Pickling involves preserving food in an acid, vinegar, or salt solution. Common pickling options include fruits and vegetables, specifically cucumbers, cabbage, green olives, garlic, and onions. When this process is applied to meat, it is called curing.
Pickled fruit and veggies can last about five to six months in a jar if refrigerated. Since pickled foods must be refrigerated, pickling is not a good option if you foresee losing electricity during an emergency.
Dehydrating foods can help preserve them, and almost any food can be dehydrated. The most popular food options to dehydrate are fruit and jerky, which can make great snacks, but many people also dehydrate herbs and spices to use during meal prep.
Foods dehydrated at home generally don’t last as long as commercially-dehydrated foods. If you dehydrate at home, you can expect your fruits to last up to a year, veggies to last between eight and ten years, jerky for one or two months, and herbs for six months to three years.
Farming and Ranching
Raising animals and growing your own food can help you prepare for an emergency if your situation allows. The type and number of animals right for you depend on how much space you have, how much time you can dedicate to your animals, and what you plan to use your livestock for.
Larger livestock (like cows, sheep, goats, and pigs) require an average acre of land per animal. If you live in a dry or arid area, your animals may need more than that for adequate food intake, particularly during summer. People with less acreage may want to start with chickens, which can provide food, natural insect control, and help reduce waste in your yard.
If you live in the suburbs, check with city ordinances or any HOAs before investing in animals, as some regions have rules against keeping livestock in your yard.

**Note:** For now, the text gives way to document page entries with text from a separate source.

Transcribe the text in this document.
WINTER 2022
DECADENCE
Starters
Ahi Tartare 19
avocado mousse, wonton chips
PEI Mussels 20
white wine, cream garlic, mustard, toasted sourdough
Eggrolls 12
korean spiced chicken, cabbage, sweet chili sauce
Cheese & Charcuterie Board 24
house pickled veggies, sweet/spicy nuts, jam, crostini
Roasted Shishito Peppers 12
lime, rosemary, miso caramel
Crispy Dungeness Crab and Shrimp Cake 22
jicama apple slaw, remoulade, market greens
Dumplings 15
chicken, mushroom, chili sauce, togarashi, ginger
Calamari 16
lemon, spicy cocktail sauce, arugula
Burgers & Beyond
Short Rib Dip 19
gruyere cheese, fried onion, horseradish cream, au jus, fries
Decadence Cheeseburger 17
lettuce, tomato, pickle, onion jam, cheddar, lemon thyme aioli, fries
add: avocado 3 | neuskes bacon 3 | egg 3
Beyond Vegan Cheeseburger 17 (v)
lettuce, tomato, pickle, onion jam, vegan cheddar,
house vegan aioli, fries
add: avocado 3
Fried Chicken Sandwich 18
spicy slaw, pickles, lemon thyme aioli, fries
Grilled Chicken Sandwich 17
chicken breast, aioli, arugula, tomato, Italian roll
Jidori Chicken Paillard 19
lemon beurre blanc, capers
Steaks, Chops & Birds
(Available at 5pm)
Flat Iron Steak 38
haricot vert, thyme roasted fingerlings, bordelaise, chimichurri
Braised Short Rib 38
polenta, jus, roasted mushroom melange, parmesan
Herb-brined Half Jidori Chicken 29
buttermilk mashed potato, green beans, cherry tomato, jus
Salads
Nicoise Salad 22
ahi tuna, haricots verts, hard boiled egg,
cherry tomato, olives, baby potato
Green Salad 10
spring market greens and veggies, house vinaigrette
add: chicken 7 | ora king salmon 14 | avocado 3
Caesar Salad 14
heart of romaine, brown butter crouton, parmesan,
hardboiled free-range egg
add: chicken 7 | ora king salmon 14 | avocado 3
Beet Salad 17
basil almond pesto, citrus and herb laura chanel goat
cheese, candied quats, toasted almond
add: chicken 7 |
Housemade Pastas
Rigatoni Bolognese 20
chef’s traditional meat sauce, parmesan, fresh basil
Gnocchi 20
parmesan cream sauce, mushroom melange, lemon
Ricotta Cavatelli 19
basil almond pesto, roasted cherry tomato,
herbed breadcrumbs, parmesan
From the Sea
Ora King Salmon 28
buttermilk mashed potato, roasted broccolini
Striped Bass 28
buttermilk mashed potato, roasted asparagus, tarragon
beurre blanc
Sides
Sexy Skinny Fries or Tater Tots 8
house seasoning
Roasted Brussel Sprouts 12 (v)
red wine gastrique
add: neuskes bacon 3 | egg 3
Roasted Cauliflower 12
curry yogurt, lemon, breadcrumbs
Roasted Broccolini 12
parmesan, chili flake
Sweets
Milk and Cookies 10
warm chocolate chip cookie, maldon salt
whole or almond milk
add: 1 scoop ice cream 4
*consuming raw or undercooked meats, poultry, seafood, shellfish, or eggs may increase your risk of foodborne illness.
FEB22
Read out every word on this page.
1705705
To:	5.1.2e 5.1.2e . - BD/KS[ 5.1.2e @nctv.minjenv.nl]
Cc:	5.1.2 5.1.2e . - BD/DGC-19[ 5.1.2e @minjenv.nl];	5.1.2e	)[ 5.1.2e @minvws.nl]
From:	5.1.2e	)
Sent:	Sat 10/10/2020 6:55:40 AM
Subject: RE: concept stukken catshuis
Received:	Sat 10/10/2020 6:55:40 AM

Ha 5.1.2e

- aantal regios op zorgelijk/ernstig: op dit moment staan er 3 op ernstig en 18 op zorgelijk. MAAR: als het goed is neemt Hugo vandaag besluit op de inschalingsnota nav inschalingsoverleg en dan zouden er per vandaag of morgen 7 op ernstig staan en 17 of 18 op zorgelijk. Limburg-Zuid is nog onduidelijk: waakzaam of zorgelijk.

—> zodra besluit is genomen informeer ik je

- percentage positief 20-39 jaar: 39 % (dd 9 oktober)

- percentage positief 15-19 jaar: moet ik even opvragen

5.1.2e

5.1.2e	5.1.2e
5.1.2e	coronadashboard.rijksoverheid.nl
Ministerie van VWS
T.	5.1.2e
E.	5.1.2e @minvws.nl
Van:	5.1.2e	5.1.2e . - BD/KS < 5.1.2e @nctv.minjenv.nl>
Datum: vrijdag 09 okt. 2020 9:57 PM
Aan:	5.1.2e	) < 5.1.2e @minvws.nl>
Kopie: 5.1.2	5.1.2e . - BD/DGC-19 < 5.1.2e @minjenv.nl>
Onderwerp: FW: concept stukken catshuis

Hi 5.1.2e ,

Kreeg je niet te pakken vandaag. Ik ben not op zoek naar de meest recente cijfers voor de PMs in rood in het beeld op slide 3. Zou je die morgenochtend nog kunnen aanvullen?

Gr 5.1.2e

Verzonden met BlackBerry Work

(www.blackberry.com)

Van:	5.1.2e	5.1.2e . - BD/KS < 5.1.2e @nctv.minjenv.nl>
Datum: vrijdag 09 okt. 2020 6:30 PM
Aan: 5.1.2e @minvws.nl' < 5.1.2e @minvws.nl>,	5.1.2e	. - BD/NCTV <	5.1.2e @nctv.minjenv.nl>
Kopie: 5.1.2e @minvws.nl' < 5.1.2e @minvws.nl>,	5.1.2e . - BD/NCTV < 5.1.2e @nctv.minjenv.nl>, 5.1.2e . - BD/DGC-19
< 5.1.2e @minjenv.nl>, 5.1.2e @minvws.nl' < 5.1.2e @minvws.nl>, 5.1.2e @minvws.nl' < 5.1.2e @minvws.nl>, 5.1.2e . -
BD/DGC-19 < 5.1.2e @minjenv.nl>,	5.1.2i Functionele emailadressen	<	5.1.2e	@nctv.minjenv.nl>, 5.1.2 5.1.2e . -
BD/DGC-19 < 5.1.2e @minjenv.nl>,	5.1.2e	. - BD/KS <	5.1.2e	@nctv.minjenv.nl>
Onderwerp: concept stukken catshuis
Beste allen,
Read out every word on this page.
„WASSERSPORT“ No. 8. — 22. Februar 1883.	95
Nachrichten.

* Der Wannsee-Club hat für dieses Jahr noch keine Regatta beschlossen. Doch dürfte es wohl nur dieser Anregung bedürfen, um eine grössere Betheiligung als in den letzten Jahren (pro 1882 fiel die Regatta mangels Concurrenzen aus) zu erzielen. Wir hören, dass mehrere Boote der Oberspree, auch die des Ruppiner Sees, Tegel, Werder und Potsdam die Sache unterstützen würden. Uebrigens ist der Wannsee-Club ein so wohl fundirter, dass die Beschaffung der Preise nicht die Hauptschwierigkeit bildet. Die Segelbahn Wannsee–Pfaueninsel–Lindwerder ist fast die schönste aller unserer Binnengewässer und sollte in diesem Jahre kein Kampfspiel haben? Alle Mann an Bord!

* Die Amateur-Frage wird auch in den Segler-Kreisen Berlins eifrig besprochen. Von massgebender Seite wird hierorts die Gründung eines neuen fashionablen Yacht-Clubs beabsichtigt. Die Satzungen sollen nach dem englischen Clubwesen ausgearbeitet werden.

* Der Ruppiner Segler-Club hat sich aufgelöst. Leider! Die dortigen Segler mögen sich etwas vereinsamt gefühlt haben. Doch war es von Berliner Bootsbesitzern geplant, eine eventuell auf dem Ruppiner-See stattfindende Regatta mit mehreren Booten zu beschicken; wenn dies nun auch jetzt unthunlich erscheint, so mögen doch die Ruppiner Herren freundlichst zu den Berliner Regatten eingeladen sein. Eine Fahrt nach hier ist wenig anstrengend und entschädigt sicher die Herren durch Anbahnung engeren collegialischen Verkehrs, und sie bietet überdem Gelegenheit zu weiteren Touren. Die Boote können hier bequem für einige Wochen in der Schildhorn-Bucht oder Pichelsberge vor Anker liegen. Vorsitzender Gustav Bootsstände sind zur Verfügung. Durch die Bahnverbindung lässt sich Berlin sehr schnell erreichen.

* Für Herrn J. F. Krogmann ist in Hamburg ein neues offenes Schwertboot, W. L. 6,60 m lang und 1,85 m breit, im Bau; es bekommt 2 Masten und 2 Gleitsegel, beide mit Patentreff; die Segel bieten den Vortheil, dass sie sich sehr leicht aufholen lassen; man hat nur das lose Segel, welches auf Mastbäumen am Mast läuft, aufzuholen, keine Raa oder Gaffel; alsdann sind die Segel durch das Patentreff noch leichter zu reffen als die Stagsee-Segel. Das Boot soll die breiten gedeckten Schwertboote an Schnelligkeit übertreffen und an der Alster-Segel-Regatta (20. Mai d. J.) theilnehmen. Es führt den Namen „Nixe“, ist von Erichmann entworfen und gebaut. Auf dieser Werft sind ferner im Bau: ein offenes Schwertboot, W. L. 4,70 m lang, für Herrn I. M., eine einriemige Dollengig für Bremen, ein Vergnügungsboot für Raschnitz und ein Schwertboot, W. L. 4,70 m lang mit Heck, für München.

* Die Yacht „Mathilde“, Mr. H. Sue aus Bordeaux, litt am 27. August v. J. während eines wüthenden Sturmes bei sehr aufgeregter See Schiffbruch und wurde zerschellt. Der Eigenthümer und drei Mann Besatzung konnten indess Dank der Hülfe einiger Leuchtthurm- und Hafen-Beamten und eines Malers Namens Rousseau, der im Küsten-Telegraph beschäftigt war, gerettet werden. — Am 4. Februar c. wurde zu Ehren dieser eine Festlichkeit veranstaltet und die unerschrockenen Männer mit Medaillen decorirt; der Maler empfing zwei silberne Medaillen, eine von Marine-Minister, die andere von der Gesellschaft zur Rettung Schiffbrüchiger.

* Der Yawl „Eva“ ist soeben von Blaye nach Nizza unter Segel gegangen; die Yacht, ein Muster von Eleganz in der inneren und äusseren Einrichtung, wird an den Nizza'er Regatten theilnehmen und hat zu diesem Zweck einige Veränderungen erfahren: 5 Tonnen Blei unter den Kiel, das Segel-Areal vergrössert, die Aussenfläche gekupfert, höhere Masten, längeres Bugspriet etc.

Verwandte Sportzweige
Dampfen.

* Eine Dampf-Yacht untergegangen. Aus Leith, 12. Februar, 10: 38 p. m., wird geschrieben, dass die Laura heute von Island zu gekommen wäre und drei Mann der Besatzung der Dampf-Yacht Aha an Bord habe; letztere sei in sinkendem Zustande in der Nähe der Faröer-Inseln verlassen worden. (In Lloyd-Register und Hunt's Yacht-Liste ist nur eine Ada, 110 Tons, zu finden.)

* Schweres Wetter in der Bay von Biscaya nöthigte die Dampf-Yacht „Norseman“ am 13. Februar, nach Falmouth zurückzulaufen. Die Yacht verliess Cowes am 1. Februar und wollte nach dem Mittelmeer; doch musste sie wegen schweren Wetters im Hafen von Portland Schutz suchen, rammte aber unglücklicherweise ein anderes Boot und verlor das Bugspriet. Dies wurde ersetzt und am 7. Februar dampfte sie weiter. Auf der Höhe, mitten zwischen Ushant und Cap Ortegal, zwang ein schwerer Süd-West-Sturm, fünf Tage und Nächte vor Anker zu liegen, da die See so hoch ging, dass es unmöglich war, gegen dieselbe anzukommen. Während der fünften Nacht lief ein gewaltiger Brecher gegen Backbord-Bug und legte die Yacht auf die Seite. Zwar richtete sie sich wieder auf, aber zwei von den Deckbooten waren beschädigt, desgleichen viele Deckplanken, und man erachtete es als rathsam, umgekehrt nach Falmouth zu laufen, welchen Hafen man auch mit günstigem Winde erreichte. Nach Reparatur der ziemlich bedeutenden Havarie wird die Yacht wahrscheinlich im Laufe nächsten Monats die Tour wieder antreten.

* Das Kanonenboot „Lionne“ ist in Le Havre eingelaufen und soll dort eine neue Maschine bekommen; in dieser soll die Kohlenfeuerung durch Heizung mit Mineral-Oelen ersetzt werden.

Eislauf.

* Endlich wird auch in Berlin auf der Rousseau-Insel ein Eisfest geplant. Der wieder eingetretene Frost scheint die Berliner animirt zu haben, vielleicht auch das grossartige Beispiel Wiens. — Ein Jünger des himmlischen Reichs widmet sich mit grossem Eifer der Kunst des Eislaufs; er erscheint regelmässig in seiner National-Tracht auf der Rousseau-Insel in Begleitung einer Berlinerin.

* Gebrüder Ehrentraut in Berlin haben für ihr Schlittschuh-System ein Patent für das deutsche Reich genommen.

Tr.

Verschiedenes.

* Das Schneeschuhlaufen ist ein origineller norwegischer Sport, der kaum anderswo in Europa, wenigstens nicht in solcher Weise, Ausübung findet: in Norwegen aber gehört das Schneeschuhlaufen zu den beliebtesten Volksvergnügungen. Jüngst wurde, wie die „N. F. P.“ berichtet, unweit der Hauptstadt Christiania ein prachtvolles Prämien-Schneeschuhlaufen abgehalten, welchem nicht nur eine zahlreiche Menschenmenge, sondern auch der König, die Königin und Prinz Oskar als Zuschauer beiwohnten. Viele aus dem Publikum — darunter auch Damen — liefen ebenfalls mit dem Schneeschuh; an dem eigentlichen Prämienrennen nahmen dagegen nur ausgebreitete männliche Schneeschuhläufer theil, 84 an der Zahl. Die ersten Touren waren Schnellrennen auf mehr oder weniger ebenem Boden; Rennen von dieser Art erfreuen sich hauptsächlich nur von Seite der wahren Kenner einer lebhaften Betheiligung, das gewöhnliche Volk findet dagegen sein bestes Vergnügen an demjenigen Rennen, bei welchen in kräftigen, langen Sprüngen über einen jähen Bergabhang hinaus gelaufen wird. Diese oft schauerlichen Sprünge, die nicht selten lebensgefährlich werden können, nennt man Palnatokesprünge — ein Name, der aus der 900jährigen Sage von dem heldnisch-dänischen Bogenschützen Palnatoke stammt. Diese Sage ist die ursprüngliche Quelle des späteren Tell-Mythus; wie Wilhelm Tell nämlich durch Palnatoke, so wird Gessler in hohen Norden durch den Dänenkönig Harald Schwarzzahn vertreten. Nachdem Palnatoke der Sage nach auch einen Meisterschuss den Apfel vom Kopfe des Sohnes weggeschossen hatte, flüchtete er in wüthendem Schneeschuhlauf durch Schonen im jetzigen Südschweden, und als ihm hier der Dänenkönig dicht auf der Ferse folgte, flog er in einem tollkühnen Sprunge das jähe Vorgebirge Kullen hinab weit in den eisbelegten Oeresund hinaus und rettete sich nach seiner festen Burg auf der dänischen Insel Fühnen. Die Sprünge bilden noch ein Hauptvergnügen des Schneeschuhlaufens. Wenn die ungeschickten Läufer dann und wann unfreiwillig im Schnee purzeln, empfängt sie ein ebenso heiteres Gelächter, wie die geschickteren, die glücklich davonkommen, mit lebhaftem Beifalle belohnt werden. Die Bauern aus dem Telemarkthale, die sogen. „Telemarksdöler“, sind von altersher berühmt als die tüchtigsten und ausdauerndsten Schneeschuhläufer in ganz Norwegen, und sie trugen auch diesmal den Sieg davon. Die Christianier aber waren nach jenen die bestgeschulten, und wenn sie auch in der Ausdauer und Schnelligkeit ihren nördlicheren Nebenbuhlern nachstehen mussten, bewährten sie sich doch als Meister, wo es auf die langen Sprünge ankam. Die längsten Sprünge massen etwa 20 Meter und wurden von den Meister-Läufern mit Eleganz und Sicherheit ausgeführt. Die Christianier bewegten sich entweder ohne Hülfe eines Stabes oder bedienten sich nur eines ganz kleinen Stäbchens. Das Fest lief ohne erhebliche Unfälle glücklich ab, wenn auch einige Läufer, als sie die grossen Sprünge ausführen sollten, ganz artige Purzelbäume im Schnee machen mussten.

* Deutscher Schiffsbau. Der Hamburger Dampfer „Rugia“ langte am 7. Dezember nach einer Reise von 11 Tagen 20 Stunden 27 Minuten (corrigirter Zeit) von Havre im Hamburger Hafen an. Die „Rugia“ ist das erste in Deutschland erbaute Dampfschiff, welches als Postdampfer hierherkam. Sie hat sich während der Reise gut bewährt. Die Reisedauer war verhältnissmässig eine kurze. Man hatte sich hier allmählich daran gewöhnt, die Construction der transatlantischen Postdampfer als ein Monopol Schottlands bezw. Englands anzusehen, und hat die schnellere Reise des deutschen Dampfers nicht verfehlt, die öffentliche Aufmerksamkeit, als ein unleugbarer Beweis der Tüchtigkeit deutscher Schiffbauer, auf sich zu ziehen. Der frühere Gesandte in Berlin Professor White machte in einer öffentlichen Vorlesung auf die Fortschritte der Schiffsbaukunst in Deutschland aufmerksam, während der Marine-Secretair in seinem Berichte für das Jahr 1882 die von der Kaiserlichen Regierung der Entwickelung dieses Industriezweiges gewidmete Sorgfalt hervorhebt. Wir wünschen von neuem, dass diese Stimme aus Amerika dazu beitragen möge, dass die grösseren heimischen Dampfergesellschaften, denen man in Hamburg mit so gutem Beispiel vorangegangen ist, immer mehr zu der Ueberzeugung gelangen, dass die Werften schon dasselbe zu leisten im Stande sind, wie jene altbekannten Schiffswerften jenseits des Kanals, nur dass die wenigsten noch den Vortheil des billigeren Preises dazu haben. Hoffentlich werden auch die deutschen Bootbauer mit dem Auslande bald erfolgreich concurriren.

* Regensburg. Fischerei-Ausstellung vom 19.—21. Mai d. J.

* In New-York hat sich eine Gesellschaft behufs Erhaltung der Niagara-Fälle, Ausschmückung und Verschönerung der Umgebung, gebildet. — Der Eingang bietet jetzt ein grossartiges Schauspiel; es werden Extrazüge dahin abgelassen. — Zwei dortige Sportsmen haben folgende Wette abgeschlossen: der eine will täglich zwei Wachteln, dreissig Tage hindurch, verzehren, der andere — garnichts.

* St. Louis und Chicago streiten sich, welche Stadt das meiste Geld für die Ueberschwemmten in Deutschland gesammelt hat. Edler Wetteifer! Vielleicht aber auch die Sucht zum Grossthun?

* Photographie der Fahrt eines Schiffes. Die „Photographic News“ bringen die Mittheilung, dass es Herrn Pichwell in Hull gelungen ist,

For further food storage prep, you can start a vegetable garden in your yard. Depending on your space, you can opt for a container garden, raised bed, or traditional row gardening with a tractor. If your garden space is limited, focus on growing veggies that offer the most significant returns for your effort, like tomatoes, root crops, and leafy greens.
You may be able to save money on more expensive food items, like specialty lettuces or broccolini, by growing them yourself.
Always protect your garden. Planters with an open base can help you avoid water accumulation and decay in your garden and can allow roots to absorb vital nutrients better.
Don’t Wait for an Emergency
Whether or not you see a crisis on the horizon, it is a good idea to have an emergency food supply plan in place. Some of these methods, like raising livestock and planting a garden, take time before they yield food, and you must plan and cultivate them long before an emergency arises.
It’s smart to practice DIY methods like canning, pickling, and dehydrating before relying on them in a crisis, as it can take time to learn and perfect the processes.
To set yourself up for success during an emergency, combine a couple of the above methods. Food home-grown in your garden sounds lovely, but you may want pre-packaged long-term food storage options like food packs or ration bars on hand, just in case of supply chain shortages or a natural disaster. During an emergency, extreme weather may force you to stay sheltered inside, and you may be unable to tend your plants or animals.
Plan and prepare ahead, so you are ready for whatever crisis life throws your way.